10 minutes before the departure of the last #5 bus from the downtown depot, I shut down my computer. Well, I asked it to shut down. Windows chose this inopportune moment to notify me that it needed to install 81(!) updates. It warned me not to shut down, or face dire consequences.
15 minutes later, updates installed, I was allowed to leave.
But I had to find an alternate route home.
Today on my way home from work, walking a couple of blocks in a bad part of town, I craned to see whether my bus was approaching. A SFPD cruiser pulled over to creep along beside me, and the officer rolled down the window.
“What are you looking for?” he asked me.
“What?”
“What are you looking for?”
Reflexively defensive, “Er… I was looking to see whether my bus… uh… I’m just transferring busses, and I was checking to see whether my bus was coming, to see if I need to hurry to the stop…”
“The 19 bus?”
“Yes.”
“Your stop is…”
And that’s where I turned away and just made for my bus stop. I think he was just trying to help, but I’m naturally on my guard in that part of town, and I assumed the officer was targeting me somehow.

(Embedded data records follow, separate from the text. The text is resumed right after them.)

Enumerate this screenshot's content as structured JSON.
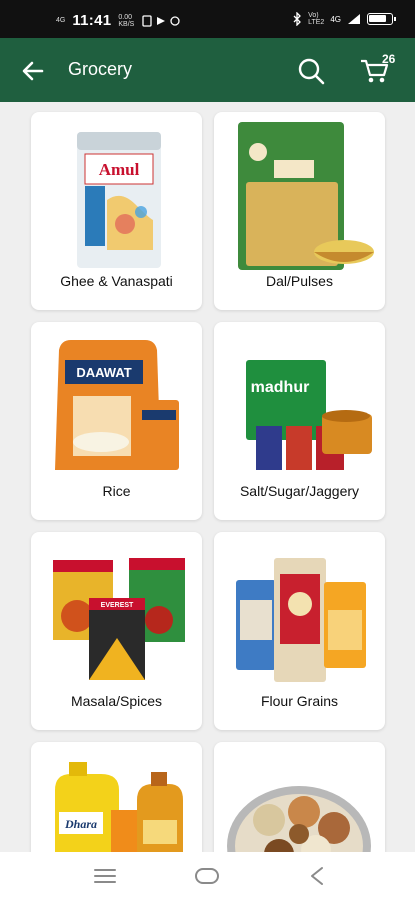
{
  "status_bar": {
    "time": "11:41",
    "speed": "0.00",
    "speed_unit": "KB/S",
    "signal_top": "4G",
    "network_top": "Vo)",
    "network_bottom": "LTE2",
    "network_type": "4G"
  },
  "app_bar": {
    "title": "Grocery",
    "cart_count": "26"
  },
  "categories": [
    {
      "label": "Ghee & Vanaspati",
      "brand": "Amul"
    },
    {
      "label": "Dal/Pulses"
    },
    {
      "label": "Rice",
      "brand": "DAAWAT"
    },
    {
      "label": "Salt/Sugar/Jaggery",
      "brand": "madhur"
    },
    {
      "label": "Masala/Spices",
      "brand": "EVEREST"
    },
    {
      "label": "Flour Grains"
    },
    {
      "label": "",
      "brand": "Dhara"
    },
    {
      "label": ""
    }
  ],
  "colors": {
    "app_bar": "#1f5f3f",
    "background": "#efefef",
    "card": "#ffffff"
  }
}
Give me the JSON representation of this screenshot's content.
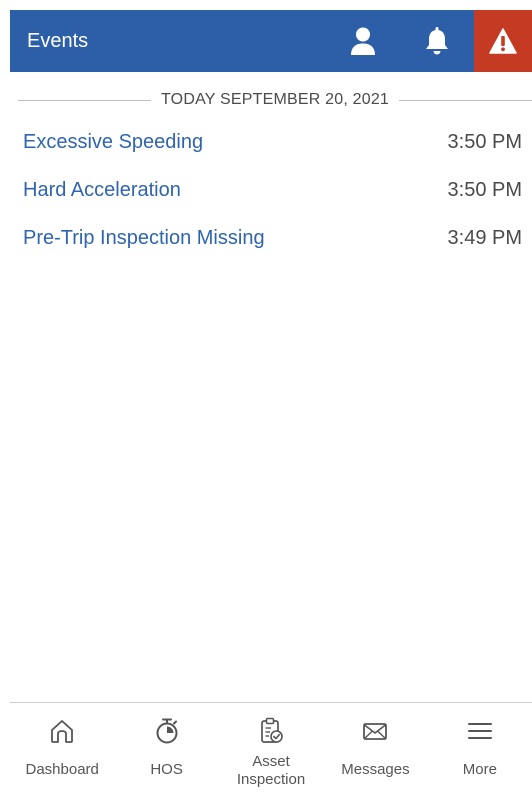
{
  "header": {
    "title": "Events",
    "accent_color": "#2d5ea8",
    "alert_color": "#c43a22",
    "icons": [
      "user-icon",
      "bell-icon",
      "alert-triangle-icon"
    ]
  },
  "date_divider": "TODAY SEPTEMBER 20, 2021",
  "events": [
    {
      "title": "Excessive Speeding",
      "time": "3:50 PM"
    },
    {
      "title": "Hard Acceleration",
      "time": "3:50 PM"
    },
    {
      "title": "Pre-Trip Inspection Missing",
      "time": "3:49 PM"
    }
  ],
  "bottom_nav": [
    {
      "label": "Dashboard",
      "icon": "home-icon"
    },
    {
      "label": "HOS",
      "icon": "stopwatch-icon"
    },
    {
      "label": "Asset Inspection",
      "icon": "clipboard-check-icon"
    },
    {
      "label": "Messages",
      "icon": "envelope-icon"
    },
    {
      "label": "More",
      "icon": "menu-icon"
    }
  ]
}
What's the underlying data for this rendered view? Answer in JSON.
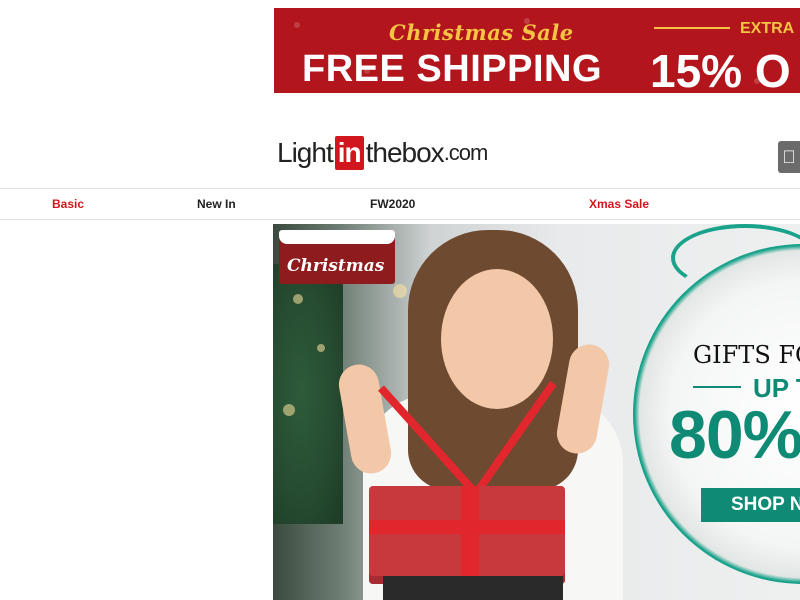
{
  "promo_banner": {
    "script_text": "Christmas Sale",
    "headline": "FREE SHIPPING",
    "extra_label": "EXTRA",
    "discount_text": "15% O",
    "colors": {
      "background": "#b3151c",
      "accent": "#f6c445"
    }
  },
  "logo": {
    "prefix": "Light",
    "badge": "in",
    "suffix": "thebox",
    "tld": ".com",
    "colors": {
      "badge": "#d2161e"
    }
  },
  "app_button": {
    "icon": "apple-icon"
  },
  "nav": {
    "items": [
      {
        "label": "Basic",
        "highlight": true
      },
      {
        "label": "New In",
        "highlight": false
      },
      {
        "label": "FW2020",
        "highlight": false
      },
      {
        "label": "Xmas Sale",
        "highlight": true
      }
    ]
  },
  "hero": {
    "tag_text": "Christmas",
    "headline": "GIFTS FO",
    "subline": "UP T",
    "discount": "80%",
    "cta_label": "SHOP N",
    "colors": {
      "accent": "#0f8a74"
    }
  }
}
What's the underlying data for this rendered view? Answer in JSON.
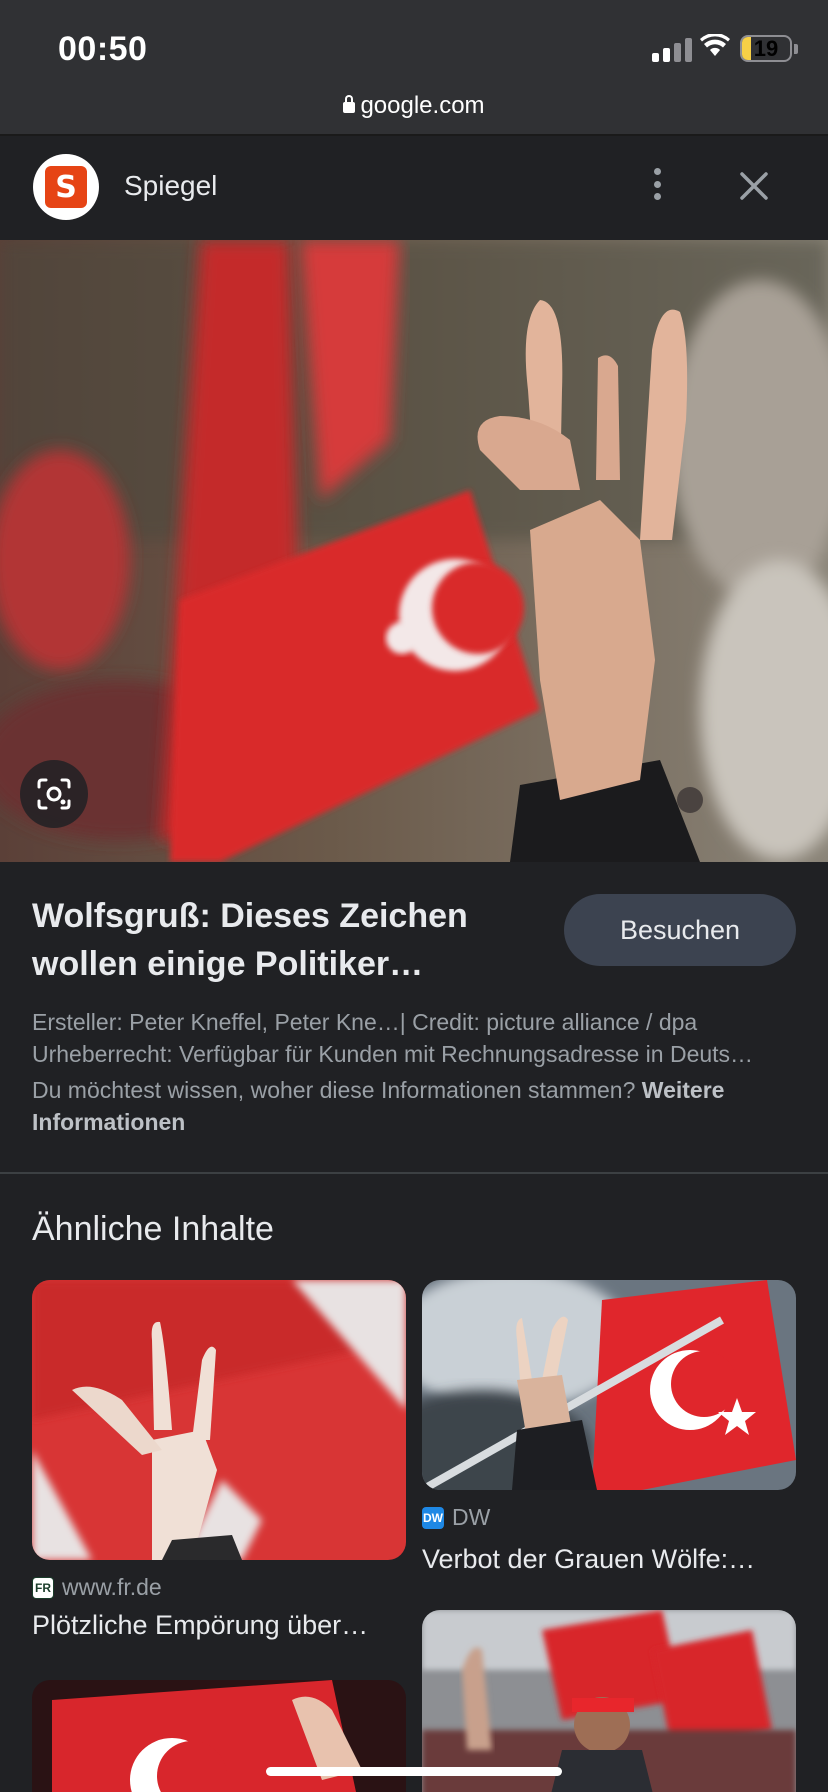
{
  "status": {
    "time": "00:50",
    "battery": "19",
    "battery_level": 0.19
  },
  "browser": {
    "url": "google.com"
  },
  "viewer": {
    "site_name": "Spiegel",
    "site_logo_letter": "S",
    "article_title": "Wolfsgruß: Dieses Zeichen wollen einige Politiker…",
    "visit_label": "Besuchen",
    "credits_line": "Ersteller: Peter Kneffel, Peter Kne…| Credit: picture alliance / dpa",
    "copyright_line": "Urheberrecht: Verfügbar für Kunden mit Rechnungsadresse in Deuts…",
    "info_question": "Du möchtest wissen, woher diese Informationen stammen?",
    "info_link": "Weitere Informationen"
  },
  "related": {
    "heading": "Ähnliche Inhalte",
    "items": [
      {
        "source": "www.fr.de",
        "title": "Plötzliche Empörung über…"
      },
      {
        "source": "DW",
        "title": "Verbot der Grauen Wölfe:…"
      }
    ]
  },
  "colors": {
    "background": "#202124",
    "status_bar": "#303134",
    "visit_button": "#3c4350",
    "spiegel_orange": "#e64415",
    "flag_red": "#d92c2c"
  }
}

In retrospect, I think he was just trying to help a guy who probably looked a bit out of place, and I feel a little bad for turning away from him while he was still talking.
I finally posted my pictures from the Khao Lak trip. Enjoy.
My last post from Thailand was somewhat cynical, and I owe this blog a more balanced account, now that the trip is over. While my cynicism didn’t really go away, I ended the experience with an overall good feeling about it. It helped that in the middle of week two, I finally got to see the destroyed homes we were replacing.
In the end, it didn’t really matter to me whether the net benefit of the experience was to me or the people I was ostensibly helping. The fact is, I had a good travel experience, and I helped build a couple of houses for people who needed them.
I enjoyed making simple jokes with the villagers I worked closely with – simple enough to be communicated via sign language. I enjoyed eating delicious thai food with cold Singha beer for a fraction of what it costs me to park for a day at my office. I enjoyed hard physical work in the hot thai sun, away from my desk and computer screen.
Toward the end of week one, I was moved from my job site to two other sites to help a group of guys transport 18 tall concrete columns a hundred meters or so and position them in 1.4 meter deep footings. The columns were heavy – the tallest of them probably close to 1000 pounds. We moved them by hand, using bicycle tires, wooden poles and muscle power. Either two or three wooden poles, four people per wooden pole – two on each side of the column. I was taller than the others, and they put me on the heavy end of the column, on the inside – shoulder to shoulder with a guy named Mai.
Since I was taller than Mai, he didn’t end up carrying any weight when we moved the columns. This cracked him up to no end. The sun was beating down on us, there was no shade to be found, and none of us really wanted to work. To him, I was a crazy farang who traveled halfway around the world to schlep heavy objects in the hot sun, and he was certainly going to let me go ahead and do that.
After we moved the eighth column, we had a bit of a break. I went to our cooler (we foreigners had a cooler), grabbed a handful of ice cubes and walked back to the guys I was working with. I handed out the ice cubes til I had none. They said “kap kun krab”, held the ice to the backs of their necks and we idled for a while. Mai offered me a smoke. I declined, and we both laughed.
When we got around to moving the next few columns, he stood on his toes in order to give me as much help as he could.